Many African Americans feel they deserve payment for the pain their ancestors suffered as slaves. They say slavery led to the discrimination of today. "Not having equal access to education, not having job rights," explains Congresswoman Maxine Waters. "The kind of discrimination that's gone on is a direct result of the kind of thinking that enslaved people."
Those opposed to reparations say the movement is coming too late. They're also concerned that it would bankrupt the government and that there's no fair way of going about it. But at the SCLC convention, you'll hear why none of those concerns are valid.
"America didn't have a problem dealing with the Indians. America didn't have a problem dealing with the Japanese," says Dorothy Tillman, chairwoman of the National Reparations Convention Committee. She says she is working on a reparations plan. "I believe America will rise to the occasion to do the right thing once the facts are put out there and we have dialogue," says Tillman.

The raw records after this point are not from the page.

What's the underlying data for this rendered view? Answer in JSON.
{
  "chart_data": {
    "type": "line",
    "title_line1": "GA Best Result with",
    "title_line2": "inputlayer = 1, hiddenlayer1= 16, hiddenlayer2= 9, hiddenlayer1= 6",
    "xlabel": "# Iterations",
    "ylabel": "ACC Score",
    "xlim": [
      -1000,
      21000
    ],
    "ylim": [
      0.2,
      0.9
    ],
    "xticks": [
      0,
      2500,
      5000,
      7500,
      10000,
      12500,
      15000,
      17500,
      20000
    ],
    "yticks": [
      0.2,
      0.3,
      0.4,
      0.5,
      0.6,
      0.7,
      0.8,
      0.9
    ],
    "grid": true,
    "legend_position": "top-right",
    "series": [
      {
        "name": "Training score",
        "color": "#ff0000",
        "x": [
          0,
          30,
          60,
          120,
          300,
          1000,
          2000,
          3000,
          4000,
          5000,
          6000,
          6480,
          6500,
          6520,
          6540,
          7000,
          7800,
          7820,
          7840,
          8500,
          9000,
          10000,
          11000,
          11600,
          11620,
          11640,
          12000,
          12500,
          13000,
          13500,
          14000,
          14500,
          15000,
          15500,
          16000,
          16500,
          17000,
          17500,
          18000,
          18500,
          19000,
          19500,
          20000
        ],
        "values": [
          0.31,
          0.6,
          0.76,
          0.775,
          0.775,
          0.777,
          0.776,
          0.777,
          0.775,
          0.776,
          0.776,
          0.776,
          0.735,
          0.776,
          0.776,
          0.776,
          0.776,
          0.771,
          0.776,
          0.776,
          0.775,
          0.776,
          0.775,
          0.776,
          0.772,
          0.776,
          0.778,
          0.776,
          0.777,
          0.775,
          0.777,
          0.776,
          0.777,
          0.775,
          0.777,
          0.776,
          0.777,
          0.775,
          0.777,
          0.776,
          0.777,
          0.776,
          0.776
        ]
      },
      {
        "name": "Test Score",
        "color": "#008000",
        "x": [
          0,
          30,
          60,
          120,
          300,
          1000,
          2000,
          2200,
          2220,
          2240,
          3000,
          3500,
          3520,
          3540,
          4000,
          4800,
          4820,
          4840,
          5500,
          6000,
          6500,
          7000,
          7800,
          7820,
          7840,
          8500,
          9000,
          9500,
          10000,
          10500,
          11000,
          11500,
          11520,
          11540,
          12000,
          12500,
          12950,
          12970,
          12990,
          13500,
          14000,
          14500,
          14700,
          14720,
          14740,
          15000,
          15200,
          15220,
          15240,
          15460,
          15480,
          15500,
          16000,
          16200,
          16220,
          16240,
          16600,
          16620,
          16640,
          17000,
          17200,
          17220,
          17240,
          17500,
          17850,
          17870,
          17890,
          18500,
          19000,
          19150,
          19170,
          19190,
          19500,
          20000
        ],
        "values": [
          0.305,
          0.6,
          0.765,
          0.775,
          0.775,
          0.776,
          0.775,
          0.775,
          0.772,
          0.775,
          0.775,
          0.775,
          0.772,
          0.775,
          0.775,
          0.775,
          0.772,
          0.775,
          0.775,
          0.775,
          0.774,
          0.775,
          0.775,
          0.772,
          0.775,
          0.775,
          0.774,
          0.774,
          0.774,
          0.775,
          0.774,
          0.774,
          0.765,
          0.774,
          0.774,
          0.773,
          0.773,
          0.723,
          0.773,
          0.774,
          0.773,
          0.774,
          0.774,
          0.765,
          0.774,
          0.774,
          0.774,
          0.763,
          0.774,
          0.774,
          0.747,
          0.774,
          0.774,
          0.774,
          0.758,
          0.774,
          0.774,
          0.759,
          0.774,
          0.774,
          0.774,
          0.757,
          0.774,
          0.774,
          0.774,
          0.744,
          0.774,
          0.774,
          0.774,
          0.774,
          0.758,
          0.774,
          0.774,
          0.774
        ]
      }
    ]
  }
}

"We have to figure out how to do it," explains Waters. "What will the formula be? What will the amount be? But I think it's possible." As strongly as these SCLC delegates support reparations, however, there are others who strongly oppose it. And if it happens, it will take a long fight.
Speaking about another concern, the importance of AIDS education, Coretta Scott King was one of the convention's headliners. She and her assistant would not agree to talk about reparations. "We promised the president to speak only about this issue (AIDS) and stay focused," her assistant told WSFA. "The media does not set the agenda."
King's son, Martin Luther King III has been the focus of recent criticism that he is not doing a good job as president. But as the convention winds down, board members are giving assurances that there will be no changes in leadership.
Delegates were scheduled to attend a community hearing Tuesday night at Montgomery's Lilly Baptist Church, where they were to discuss other controversial issues like racial profiling and police brutality. Meanwhile, other delegates traveled to Anniston to rally against an incinerator being built by the army to destroy chemical weapons.